Learning Genomic Structure from $k$-mers
- URL: http://arxiv.org/abs/2505.16680v1
- Date: Thu, 22 May 2025 13:46:18 GMT
- Title: Learning Genomic Structure from $k$-mers
- Authors: Filip Thor, Carl Nettelblad,
- Abstract summary: We present a method for analyzing read data using contrastive learning.<n>An encoder model is trained to produce embeddings that cluster together sequences from the same genomic region.<n>The model can also be trained fully self-supervised on read data, enabling analysis without the need to construct a full genome assembly.
- Score: 2.07180164747172
- License: http://creativecommons.org/licenses/by/4.0/
- Abstract: Sequencing a genome to determine an individual's DNA produces an enormous number of short nucleotide subsequences known as reads, which must be reassembled to reconstruct the full genome. We present a method for analyzing this type of data using contrastive learning, in which an encoder model is trained to produce embeddings that cluster together sequences from the same genomic region. The sequential nature of genomic regions is preserved in the form of trajectories through this embedding space. Trained solely to reflect the structure of the genome, the resulting model provides a general representation of $k$-mer sequences, suitable for a range of downstream tasks involving read data. We apply our framework to learn the structure of the $E.\ coli$ genome, and demonstrate its use in simulated ancient DNA (aDNA) read mapping and identification of structural variations. Furthermore, we illustrate the potential of using this type of model for metagenomic species identification. We show how incorporating a domain-specific noise model can enhance embedding robustness, and how a supervised contrastive learning setting can be adopted when a linear reference genome is available, by introducing a distance thresholding parameter $\Gamma$. The model can also be trained fully self-supervised on read data, enabling analysis without the need to construct a full genome assembly using specialized algorithms.
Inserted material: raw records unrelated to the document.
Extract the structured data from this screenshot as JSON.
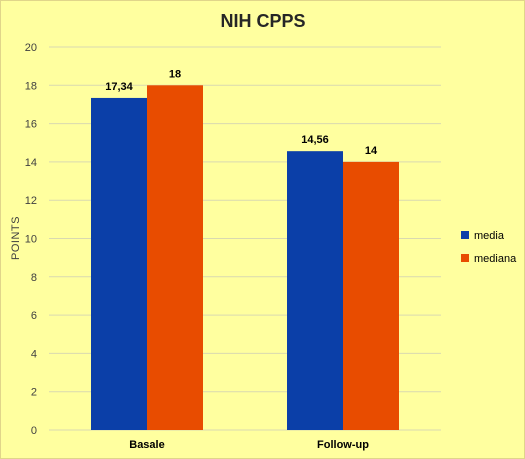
{
  "chart_data": {
    "type": "bar",
    "title": "NIH CPPS",
    "ylabel": "POINTS",
    "xlabel": "",
    "categories": [
      "Basale",
      "Follow-up"
    ],
    "series": [
      {
        "name": "media",
        "values": [
          17.34,
          14.56
        ],
        "labels": [
          "17,34",
          "14,56"
        ],
        "color": "#0b3fa8"
      },
      {
        "name": "mediana",
        "values": [
          18,
          14
        ],
        "labels": [
          "18",
          "14"
        ],
        "color": "#e84c00"
      }
    ],
    "ylim": [
      0,
      20
    ],
    "yticks": [
      0,
      2,
      4,
      6,
      8,
      10,
      12,
      14,
      16,
      18,
      20
    ],
    "grid": true,
    "legend_position": "right",
    "background": "#ffff9f",
    "gridline_color": "#d9d9b0"
  }
}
Small prediction heads based on a pre-trained embedding are shown to perform on par with BWA-aln, the current gold standard approach for aDNA mapping, in terms of accuracy and runtime for short genomes. Given the method's favorable scaling properties with respect to total genome size, inference using our approach is highly promising for metagenomic applications and for mapping to genomes comparable in size to the human genome.